Saudi Arabia rejected its two-year-term seat on the United Nations Security Council last Friday over what it called “double standards” existing on the council.
The seat is considered a coveted opportunity for world engagement and a decline for participation is unprecedented. There has never been a country that has been elected and then subsequently rejected participation. Hence, the action is considered a bold statement. A position on the fifteen member U.N. council grants the right to vote on military action authorization, punitive sanctioning, and peacekeeping initiatives.
This stance has garnered the praise of Saudi Arabia’s Gulf Arab allies, as well as Egypt. It comes in response to a 31-month old conflict in Syria, as permanent members of the council have repeatedly blocked measures to sanction and take action against the Syrian government.
Saudi Arabia backs the Sunni Rebels fighting the overthrow of President Bashar al-Assad, has encouraged a stronger stance toward the Iranian nuclear program, and have had disagreements with the U.S. on resolving the Isreali- Palestinian crises.
United States Secretary of State John Kerry met with Saudi Foreign Minister Prince Saud al-Faisal in Paris on Monday to discuss this development. Though the U.S. and Saudis share similar concerns and goals about nuclear and chemical weapons non-proliferation, both nations have acknowledge that they disagree on what policies should be implemented.
A state department spokesperson expressed concern about the decision but stated that they will not attempt to persuade Saudi Arabia to change their position. “It does give you a voice even when you have frustrations,” the U.S. official said. “It’s their decision to make.”

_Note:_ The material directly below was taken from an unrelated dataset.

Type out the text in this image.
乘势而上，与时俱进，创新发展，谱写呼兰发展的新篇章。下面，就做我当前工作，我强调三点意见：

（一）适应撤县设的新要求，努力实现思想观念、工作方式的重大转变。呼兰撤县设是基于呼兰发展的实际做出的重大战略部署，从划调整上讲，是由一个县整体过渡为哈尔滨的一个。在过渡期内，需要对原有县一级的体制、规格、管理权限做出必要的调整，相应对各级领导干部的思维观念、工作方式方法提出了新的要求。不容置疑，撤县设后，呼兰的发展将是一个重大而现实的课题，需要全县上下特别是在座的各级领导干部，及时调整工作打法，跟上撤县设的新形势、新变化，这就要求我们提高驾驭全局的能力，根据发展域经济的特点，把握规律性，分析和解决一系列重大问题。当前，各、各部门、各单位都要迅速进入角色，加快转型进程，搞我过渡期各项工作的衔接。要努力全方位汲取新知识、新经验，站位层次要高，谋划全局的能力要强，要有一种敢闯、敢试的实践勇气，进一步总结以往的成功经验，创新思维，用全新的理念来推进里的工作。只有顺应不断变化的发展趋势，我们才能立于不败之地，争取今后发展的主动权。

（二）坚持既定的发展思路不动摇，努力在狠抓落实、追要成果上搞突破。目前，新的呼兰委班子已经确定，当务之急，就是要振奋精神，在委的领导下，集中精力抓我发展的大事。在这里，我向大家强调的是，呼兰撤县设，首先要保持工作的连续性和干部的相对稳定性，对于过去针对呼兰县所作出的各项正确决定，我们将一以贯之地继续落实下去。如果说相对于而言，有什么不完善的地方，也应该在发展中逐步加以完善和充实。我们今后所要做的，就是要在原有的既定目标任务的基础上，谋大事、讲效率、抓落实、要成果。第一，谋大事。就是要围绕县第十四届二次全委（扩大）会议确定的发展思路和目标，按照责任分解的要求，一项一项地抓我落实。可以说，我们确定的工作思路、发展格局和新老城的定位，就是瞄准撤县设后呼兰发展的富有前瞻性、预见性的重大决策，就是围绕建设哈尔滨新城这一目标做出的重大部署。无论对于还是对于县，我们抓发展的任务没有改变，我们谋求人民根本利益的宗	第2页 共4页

According to Reuters, “the Saudi decision has handed the U.N. secretary-general and the permanent council members ‘historic responsibility to review the role of the United Nations, its powers and its charter,’ UAE Foreign Minister Sheikh Abdullah bin Zayed al-Nahayan said. Bahrain praised Riyadh’s “clear and courageous stand”, while Qatar suggested it “could shake the world out of complacency.”